REPUBLIKA.CO.ID, JAKARTA -- Defisit kebutuhan daging sapi pada 2020 diperkirakan melebar menjadi 294.617 ton dari defisit tahun ini sebesar 281.681 ton. Pelebaran defisit itu terpaksa menambah kuota impor daging sapi dan kerbau tahun depan.
Perhimpunan Peternak Sapi dan Kerbau Indonesia (PPSKI) menilai, kondisi tersebut membuat target swasembada daging pada 2026 mendatang makin sulit untuk dicapai. Ketua Umum PPSKI Teguh Boediyana mengatakan, sejak awal pemerintah pertama Joko Widodo, PPSKI sudah memperkirakan bahwa program swasembada daging dengan berbagai program yang ditempuh pemerintah tidak akan memberikan dampak signifikan.
"Prognosis defisit yang sudah sampai di atas 290 ribu ton itu mengindikasikan bahwa kekurangan daging akan meningkat terus. Saya tidak yakin target swasembada daging sapi 2026 tercapai," kata Teguh saat dihubungi Republika.co.id, Selasa (24/12).
Ia menjelaskan, konsumsi daging sapi pasti akan terus meningkat seiring penambahan jumlah populasi penduduk, meningkatnya daya beli, serta kenaikan pertumbuhan ekonomi. Namun, pertumbuhan produksi daging sapi lokal dari tahun ke tahun tetap hanya sekitar 4 persen. Angka pertumbuhan itu, kata Teguh, konsisten sejak era Orde Baru.
Pernyaataan tersebut terlihat dari prognosis dari produksi daging sapi tahun 2020 sebesar 422.533 ton atau hanya naik 4,4 persen dari target produksi 2019 sebesar 404.590 ton. Sementara, pertumbuhan konsumsi naik 4,5 persen dari 688.271 ton menjadi 717.150 ton.
"Dari dulu sampai sekarang, mau pakai program SIWAB (Sapi Indukan Wajib Indukan) kenaikan populasi ya sekitar itu saja," katanya.
Di satu sisi, PPSKI melihat adanya penurunan minat masyarakat Indonesia untuk menjadi peternak. Saat ini, mayoritas peternak yang tersisa merupakan generasi tua dengan kepemilikan sapi rata-rata 2-3 ekor per peternak.
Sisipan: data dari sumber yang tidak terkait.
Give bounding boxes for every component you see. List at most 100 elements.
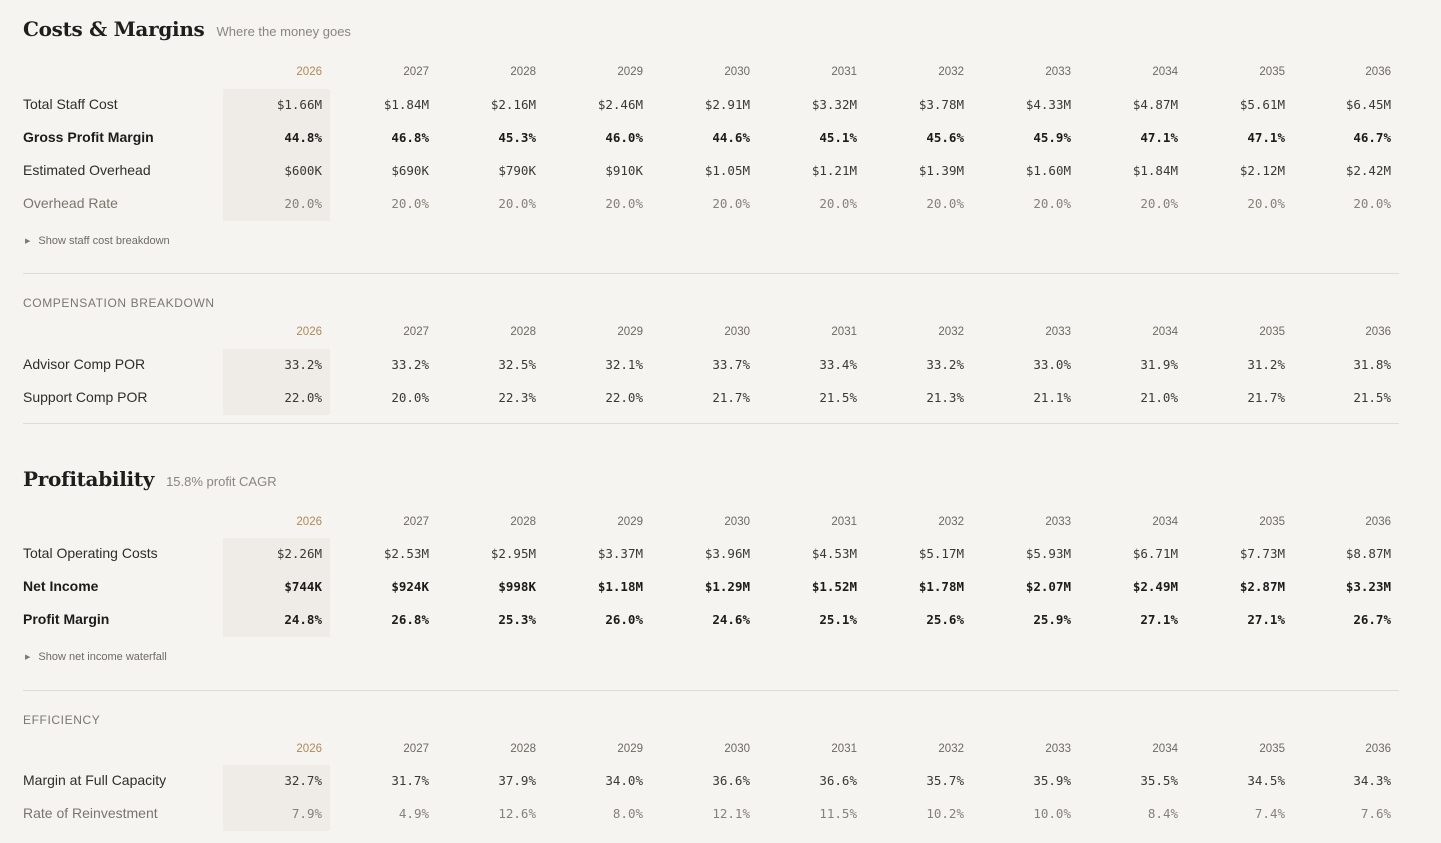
table-row: Gross Profit Margin 44.8% 46.8% 45.3% 46.0% 4… <box>0 121 1441 154</box>
table-cell: $1.18M <box>597 579 643 594</box>
table-row: Net Income $744K $924K $998K $1.18M $1.29M $1.… <box>0 570 1441 603</box>
table-cell: $2.95M <box>490 546 536 561</box>
table-cell: $998K <box>498 579 536 594</box>
table-cell: 31.2% <box>1247 357 1285 372</box>
table-cell: 33.0% <box>1033 357 1071 372</box>
table-cell: 46.0% <box>605 130 643 145</box>
table-cell: 33.2% <box>284 357 322 372</box>
year-column-header: 2033 <box>1045 516 1071 528</box>
year-column-header: 2028 <box>510 326 536 338</box>
table-cell: $3.37M <box>597 546 643 561</box>
table-cell: 20.0% <box>605 196 643 211</box>
table-cell: 32.5% <box>498 357 536 372</box>
table-cell: $924K <box>391 579 429 594</box>
table-cell: 10.0% <box>1033 806 1071 821</box>
table-cell: $2.07M <box>1025 579 1071 594</box>
staff-cost-breakdown-toggle[interactable]: ▶ Show staff cost breakdown <box>25 235 170 247</box>
table-cell: 20.0% <box>926 196 964 211</box>
year-column-header: 2026 <box>296 516 322 528</box>
table-cell: 36.6% <box>819 773 857 788</box>
row-label: Profit Margin <box>23 611 110 627</box>
table-row: Total Staff Cost $1.66M $1.84M $2.16M $2.46M… <box>0 88 1441 121</box>
table-cell: 10.2% <box>926 806 964 821</box>
table-cell: $1.05M <box>704 163 750 178</box>
table-cell: 24.8% <box>284 612 322 627</box>
table-cell: $3.96M <box>704 546 750 561</box>
table-cell: 25.3% <box>498 612 536 627</box>
table-cell: 22.0% <box>284 390 322 405</box>
table-cell: $1.66M <box>276 97 322 112</box>
table-cell: 20.0% <box>1247 196 1285 211</box>
row-label: Advisor Comp POR <box>23 356 146 372</box>
row-label: Net Income <box>23 578 99 594</box>
row-label: Margin at Full Capacity <box>23 772 167 788</box>
table-cell: 32.1% <box>605 357 643 372</box>
table-cell: 31.7% <box>391 773 429 788</box>
year-column-header: 2035 <box>1259 743 1285 755</box>
table-cell: 35.5% <box>1140 773 1178 788</box>
year-column-header: 2027 <box>403 66 429 78</box>
table-cell: $744K <box>284 579 322 594</box>
year-column-header: 2034 <box>1152 743 1178 755</box>
table-cell: 20.0% <box>284 196 322 211</box>
staff-cost-breakdown-toggle-label: Show staff cost breakdown <box>38 235 170 247</box>
table-cell: 27.1% <box>1247 612 1285 627</box>
table-cell: 34.3% <box>1353 773 1391 788</box>
section-divider <box>23 273 1399 274</box>
year-column-header: 2035 <box>1259 516 1285 528</box>
table-cell: 21.1% <box>1033 390 1071 405</box>
table-row: Profit Margin 24.8% 26.8% 25.3% 26.0% 24.6% 25… <box>0 603 1441 636</box>
net-income-waterfall-toggle-label: Show net income waterfall <box>38 651 167 663</box>
table-cell: 21.0% <box>1140 390 1178 405</box>
year-column-header: 2026 <box>296 743 322 755</box>
table-cell: 25.6% <box>926 612 964 627</box>
table-cell: 20.0% <box>391 196 429 211</box>
table-cell: $1.84M <box>383 97 429 112</box>
table-cell: 26.0% <box>605 612 643 627</box>
table-cell: 7.9% <box>291 806 322 821</box>
table-cell: 25.9% <box>1033 612 1071 627</box>
table-cell: 46.8% <box>391 130 429 145</box>
table-cell: 21.7% <box>1247 390 1285 405</box>
table-cell: 24.6% <box>712 612 750 627</box>
table-cell: $1.84M <box>1132 163 1178 178</box>
table-cell: 34.5% <box>1247 773 1285 788</box>
disclosure-triangle-icon: ▶ <box>25 654 31 661</box>
table-cell: 20.0% <box>1140 196 1178 211</box>
table-cell: $2.49M <box>1132 579 1178 594</box>
table-cell: 20.0% <box>1033 196 1071 211</box>
table-cell: $2.87M <box>1239 579 1285 594</box>
year-column-header: 2028 <box>510 66 536 78</box>
year-column-header: 2030 <box>724 66 750 78</box>
table-cell: 22.0% <box>605 390 643 405</box>
table-cell: 20.0% <box>391 390 429 405</box>
year-column-header: 2031 <box>831 326 857 338</box>
year-column-header: 2035 <box>1259 66 1285 78</box>
year-column-header: 2032 <box>938 516 964 528</box>
table-cell: $2.91M <box>704 97 750 112</box>
table-cell: $1.52M <box>811 579 857 594</box>
table-cell: 45.3% <box>498 130 536 145</box>
table-row: Margin at Full Capacity 32.7% 31.7% 37.9% 34… <box>0 764 1441 797</box>
table-cell: $910K <box>605 163 643 178</box>
year-column-header: 2026 <box>296 66 322 78</box>
table-row: Total Operating Costs $2.26M $2.53M $2.95M $… <box>0 537 1441 570</box>
table-cell: 35.9% <box>1033 773 1071 788</box>
table-cell: $1.60M <box>1025 163 1071 178</box>
table-cell: 7.4% <box>1254 806 1285 821</box>
table-cell: 44.8% <box>284 130 322 145</box>
table-cell: 36.6% <box>712 773 750 788</box>
table-cell: $600K <box>284 163 322 178</box>
costs-section-title: Costs & Margins <box>23 17 205 41</box>
year-column-header: 2033 <box>1045 66 1071 78</box>
net-income-waterfall-toggle[interactable]: ▶ Show net income waterfall <box>25 651 167 663</box>
table-cell: 21.3% <box>926 390 964 405</box>
table-cell: $2.26M <box>276 546 322 561</box>
year-column-header: 2035 <box>1259 326 1285 338</box>
table-cell: 35.7% <box>926 773 964 788</box>
table-cell: 45.6% <box>926 130 964 145</box>
table-cell: 27.1% <box>1140 612 1178 627</box>
disclosure-triangle-icon: ▶ <box>25 238 31 245</box>
year-column-header: 2033 <box>1045 326 1071 338</box>
table-cell: 11.5% <box>819 806 857 821</box>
Usaha itu tidak memberikan hasil yang maksimal di tengah semakin banyaknya impor daging, terutama dari India. Usaha yang kurang menguntungkan itu alhasil dipandang sebelah mata oleh sebagian generasi muda.
Karena itu, Teguh menilai pemerintah saat ini harus segera mendesain ulang rencana program swasembada daging sapi yang lebih realistis, tetapi terarah. Teguh mengatakan, niatan pemerintah untuk menuju swasembada daging sapi sudah tepat, tetapi caranya belum sesuai dengan kondisi riil.
Diketahui, akibat adanya pelebaran defisit daging sapi di tahun depan, kebutuhan untuk mengimpor daging sapi dan kerbau ikut bertambah. Tahun 2019, impor daging sapi dan kerbau dialokasikan sebesar 291.980 ton sedangkan tahun 2020 kuota impor dinaikkan menjadi 300.000 ton.
Direktur Kesehatan Masyarakat Veteriner, Direktorat Jenderal Peternakan dan Kesehatan Hewan Kementan Syamsul Ma'arif menjelaskan pelebaran defisit salah satunya disebabkan belum mampunya pengusaha lokal maupun peternak rakyat untuk mengikuti kebutuhan industri hotel, restoran, dan katering (horeka). Berbicara mengenai kebutuhan industri horeka, ia mengakui, pemenuhannya tidak bisa dilakukan secara asal.
Sementara kemampuan peningkatan produksi dalam negeri belum bisa dipacu mengimbangi kebutuhan, maka pemerintah harus menambah impor. Ia mengatakan, impor daging itu pun mayoritas diperuntukkan bagi industri.
"Kebutuhan ini menyangkut industri horeka. Manajemen mereka itu kan tidak bisa asal-asalan karena mereka harus memenuhi kebutuhan konsumennya," kata Syamsul.
Saat ini, baru beberapa industri horeka yang membuka pintu bagi daging sapi lokal, namun jumlahnya belum banyak. Kendati demikian, Syamsul menegaskan bahwa pemerintah terus melakukan pembinaan peternak lewat program-program yang ada. Sosialisasi kepada para pengelola Rumah Potong Hewan dan distributor juga dilakukan.